AP mast (2K)


by Arthur Dungate


Philips-Miller recording system

BBC Engineering 1922-1972.
Edward Pawley.
(BBC Publications 1972) ISBN 0 563 12127 0

The soundtrack that was produced was not actually a "push-pull" track, but a single bilateral variable area one. The width of the film was 3mm.
Philips-Miller soundtrack (3K)

BBC Engineering 1922-1972 by Edward Pawley, Ch 3.9 p191-2 --

... A new kind of film recording developed by Philips, which had the great advantage that the recording could be played back immediately without any processing. This was the Philips-Miller system. A variable-width track was cut with a sapphire in a thin opaque layer on the film, the recording being reproduced by means of a photo-electric cell, in the same way as a variable-area photographic track. The film was coated with a layer of gelatine to which was applied a fine skin, about three microns thick, of black mercuric sulphide, The cutter was V-shaped, the apex angle being 174.

The modulation thus appeared as a symmetrical push-pull* transparent track down the centre of the opaque film. Each equipment consisted of two combined recording and reproducing machines placed side by side in a single unit to form a complete channel capable of continuous recording and reproduction.

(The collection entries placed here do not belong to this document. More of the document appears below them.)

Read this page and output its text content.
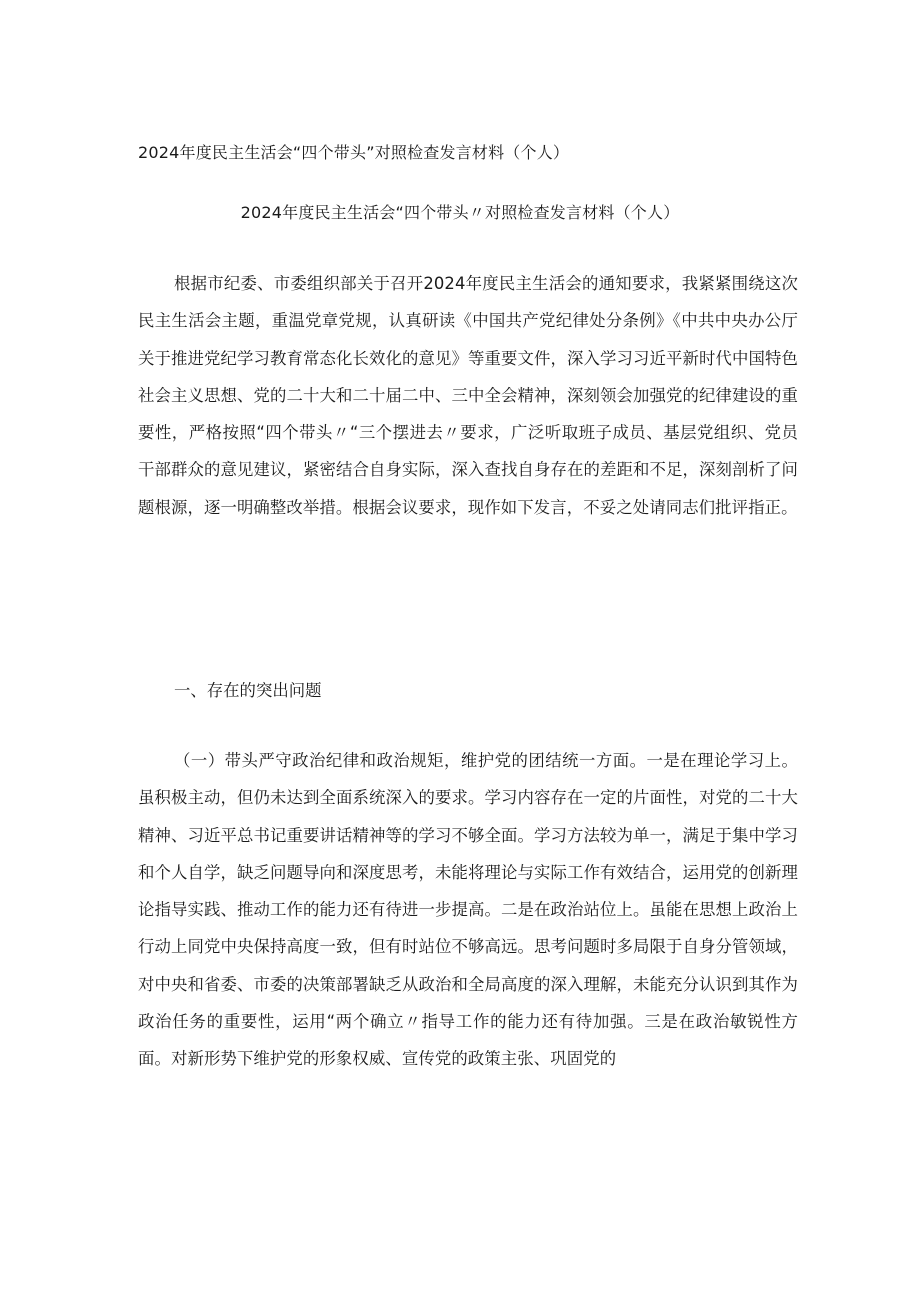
2024年度民主生活会“四个带头”对照检查发言材料（个人）
2024年度民主生活会“四个带头〃对照检查发言材料（个人）

根据市纪委、市委组织部关于召开2024年度民主生活会的通知要求，我紧紧围绕这次民主生活会主题，重温党章党规，认真研读《中国共产党纪律处分条例》《中共中央办公厅关于推进党纪学习教育常态化长效化的意见》等重要文件，深入学习习近平新时代中国特色社会主义思想、党的二十大和二十届二中、三中全会精神，深刻领会加强党的纪律建设的重要性，严格按照“四个带头〃“三个摆进去〃要求，广泛听取班子成员、基层党组织、党员干部群众的意见建议，紧密结合自身实际，深入查找自身存在的差距和不足，深刻剖析了问题根源，逐一明确整改举措。根据会议要求，现作如下发言，不妥之处请同志们批评指正。

一、存在的突出问题

（一）带头严守政治纪律和政治规矩，维护党的团结统一方面。一是在理论学习上。虽积极主动，但仍未达到全面系统深入的要求。学习内容存在一定的片面性，对党的二十大精神、习近平总书记重要讲话精神等的学习不够全面。学习方法较为单一，满足于集中学习和个人自学，缺乏问题导向和深度思考，未能将理论与实际工作有效结合，运用党的创新理论指导实践、推动工作的能力还有待进一步提高。二是在政治站位上。虽能在思想上政治上行动上同党中央保持高度一致，但有时站位不够高远。思考问题时多局限于自身分管领域，对中央和省委、市委的决策部署缺乏从政治和全局高度的深入理解，未能充分认识到其作为政治任务的重要性，运用“两个确立〃指导工作的能力还有待加强。三是在政治敏锐性方面。对新形势下维护党的形象权威、宣传党的政策主张、巩固党的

... In 1931 J. A. Miller of Flushing, NY, devised the Millerfilm system, which was the basis of the Philips-Miller equipment. Miller used a cutter that moved vertically instead of laterally, so that it produced a variable-width track by removing the black surface so as to leave a transparent track. By making the cutter in the form of a wedge with an obtuse angle, a considerable amount of mechanical amplification was achieved and this proved to be the secret of the success of Miller’s system.

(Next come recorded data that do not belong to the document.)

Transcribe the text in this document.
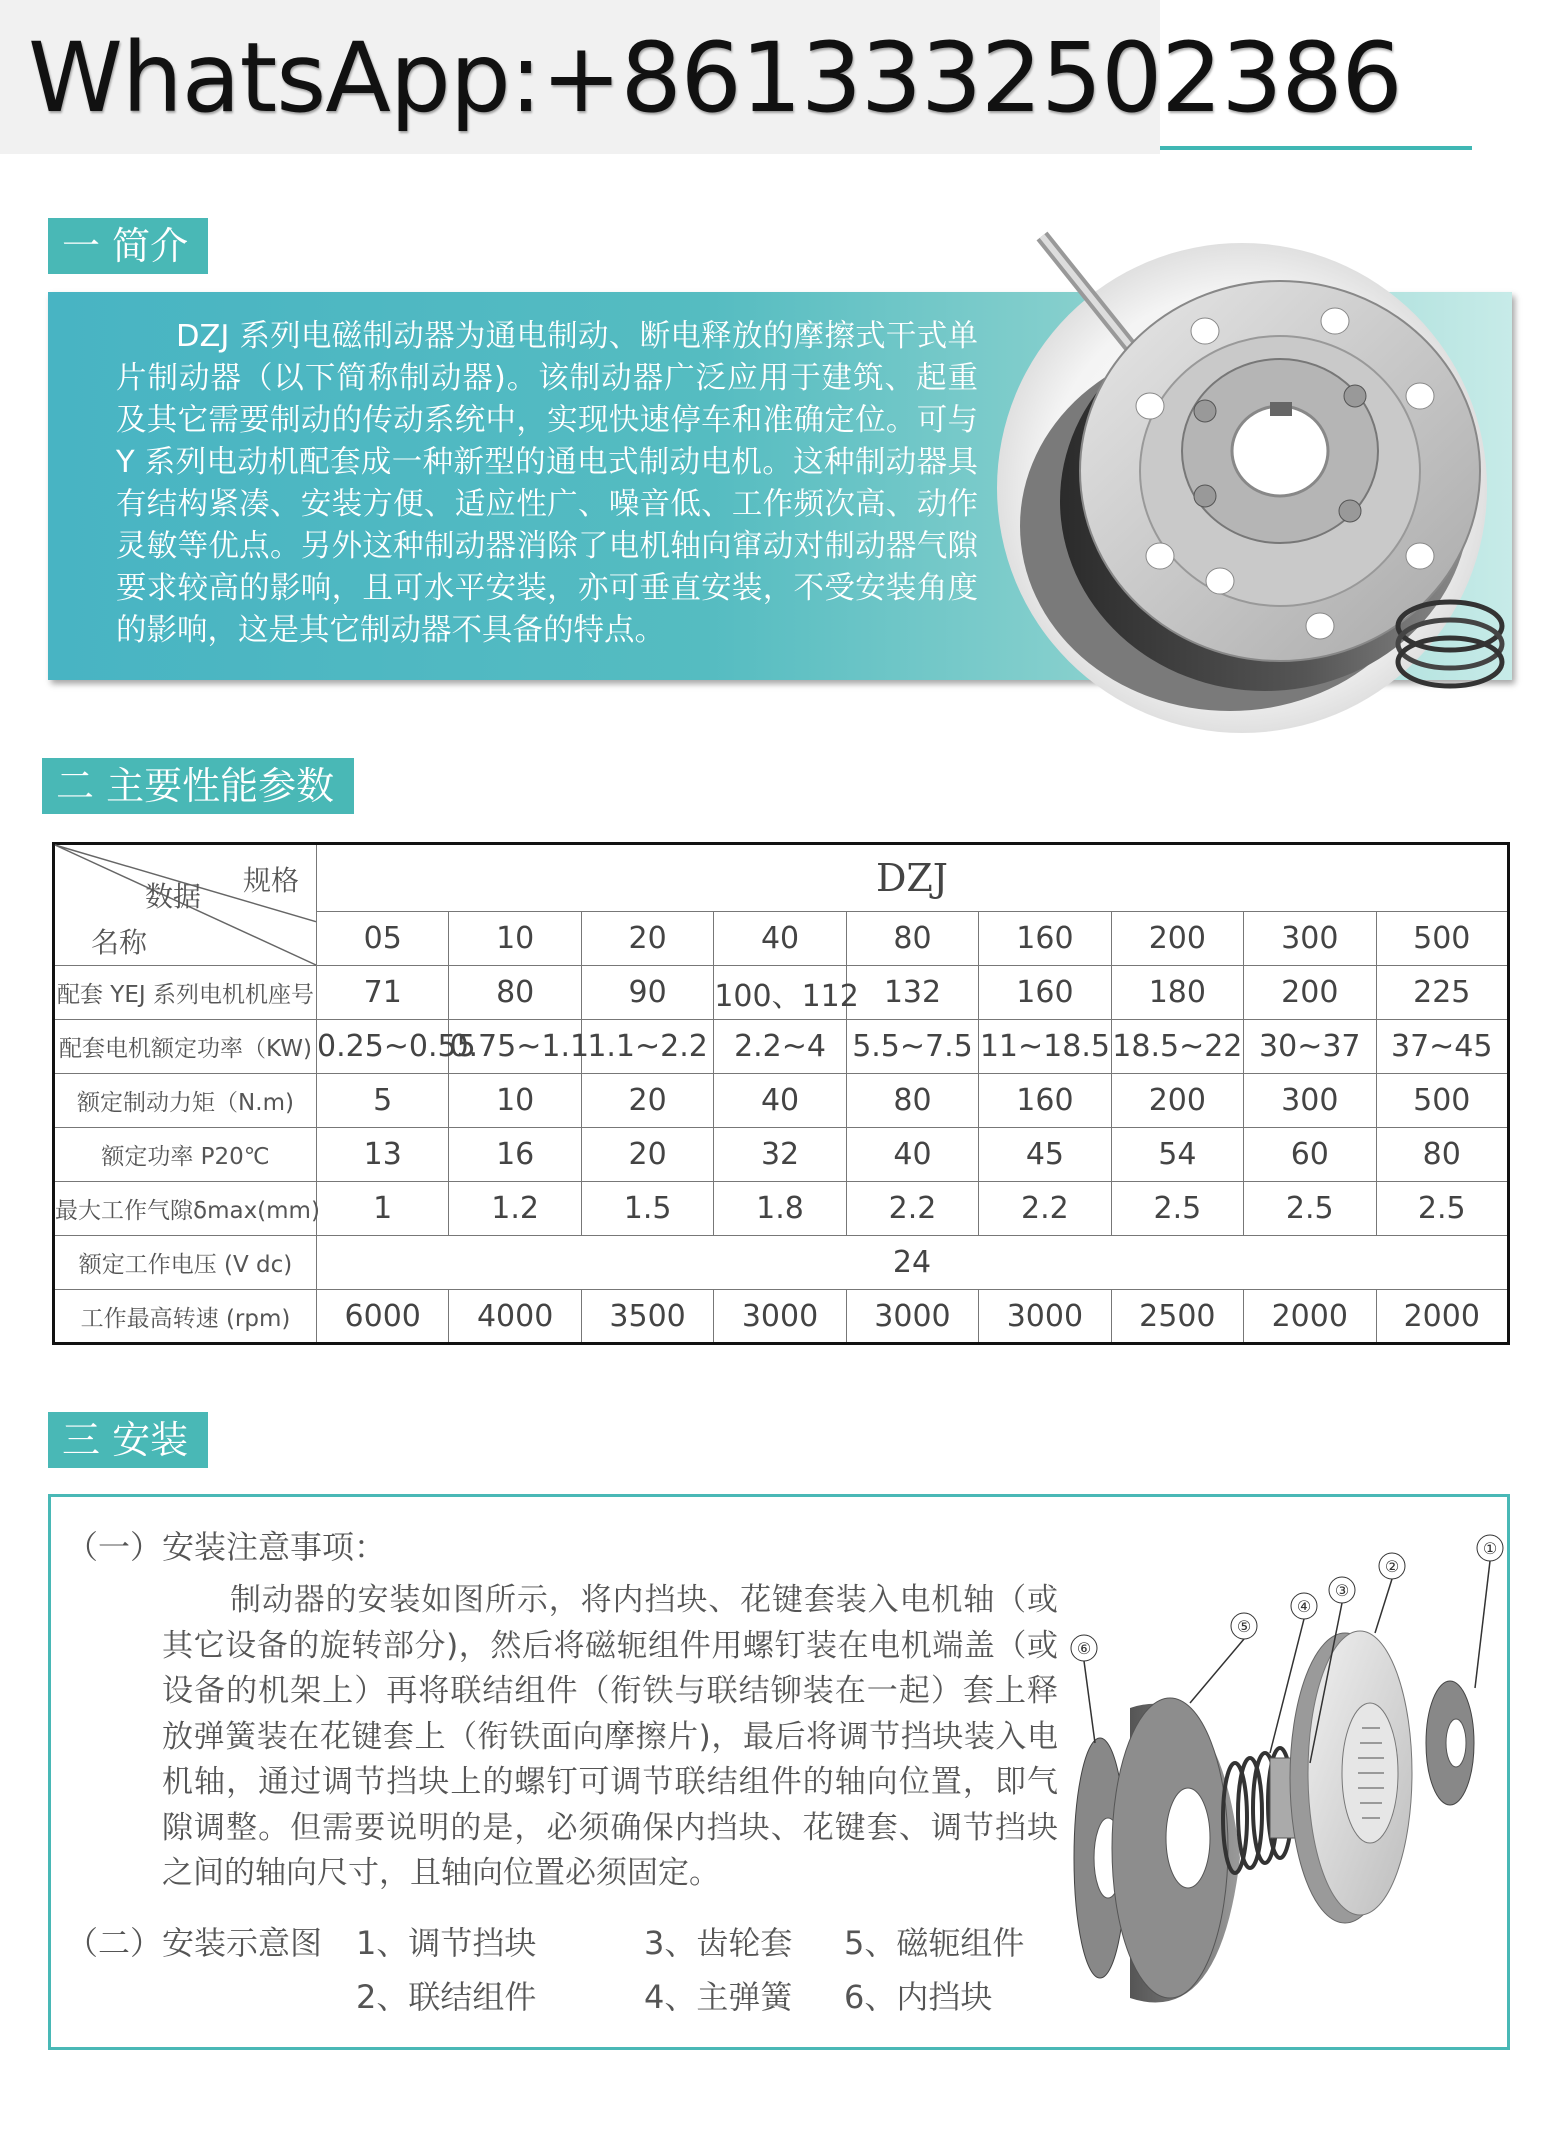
WhatsApp:+8613332502386
一 简介
DZJ 系列电磁制动器为通电制动、断电释放的摩擦式干式单片制动器（以下简称制动器)。该制动器广泛应用于建筑、起重及其它需要制动的传动系统中，实现快速停车和准确定位。可与 Y 系列电动机配套成一种新型的通电式制动电机。这种制动器具有结构紧凑、安装方便、适应性广、噪音低、工作频次高、动作灵敏等优点。另外这种制动器消除了电机轴向窜动对制动器气隙要求较高的影响，且可水平安装，亦可垂直安装，不受安装角度的影响，这是其它制动器不具备的特点。
二 主要性能参数
规格
数据
名称	DZJ								
	05	10	20	40	80	160	200	300	500
配套 YEJ 系列电机机座号	71	80	90	100、112	132	160	180	200	225
配套电机额定功率（KW)	0.25~0.55	0.75~1.1	1.1~2.2	2.2~4	5.5~7.5	11~18.5	18.5~22	30~37	37~45
额定制动力矩（N.m)	5	10	20	40	80	160	200	300	500
额定功率 P20℃	13	16	20	32	40	45	54	60	80
最大工作气隙δmax(mm)	1	1.2	1.5	1.8	2.2	2.2	2.5	2.5	2.5
额定工作电压 (V dc)	24								
工作最高转速 (rpm)	6000	4000	3500	3000	3000	3000	2500	2000	2000
三 安装
（一）安装注意事项：
制动器的安装如图所示，将内挡块、花键套装入电机轴（或其它设备的旋转部分)，然后将磁轭组件用螺钉装在电机端盖（或设备的机架上）再将联结组件（衔铁与联结铆装在一起）套上释放弹簧装在花键套上（衔铁面向摩擦片)，最后将调节挡块装入电机轴，通过调节挡块上的螺钉可调节联结组件的轴向位置，即气隙调整。但需要说明的是，必须确保内挡块、花键套、调节挡块之间的轴向尺寸，且轴向位置必须固定。
（二）安装示意图 1、调节挡块	3、齿轮套 5、磁轭组件
2、联结组件	4、主弹簧 6、内挡块
①
②
③
④
⑤
⑥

Philips-Miller recorder (21K)

The film ran at 32cm/s. The overall amplitude-frequency characteristic: within ± 2.5 dB between 50 and 7000 Hz and within ± 6 dB between 30 and 8000 Hz with reference to the amplitude at 1000 Hz. Total distortion at 30 per cent modulation: 32 per cent at 60 Hz, 3.5 per cent at 1000 Hz, and 6.0 per cent at 4000 Hz. Noise: at least 50 dB below the output level at full modulation.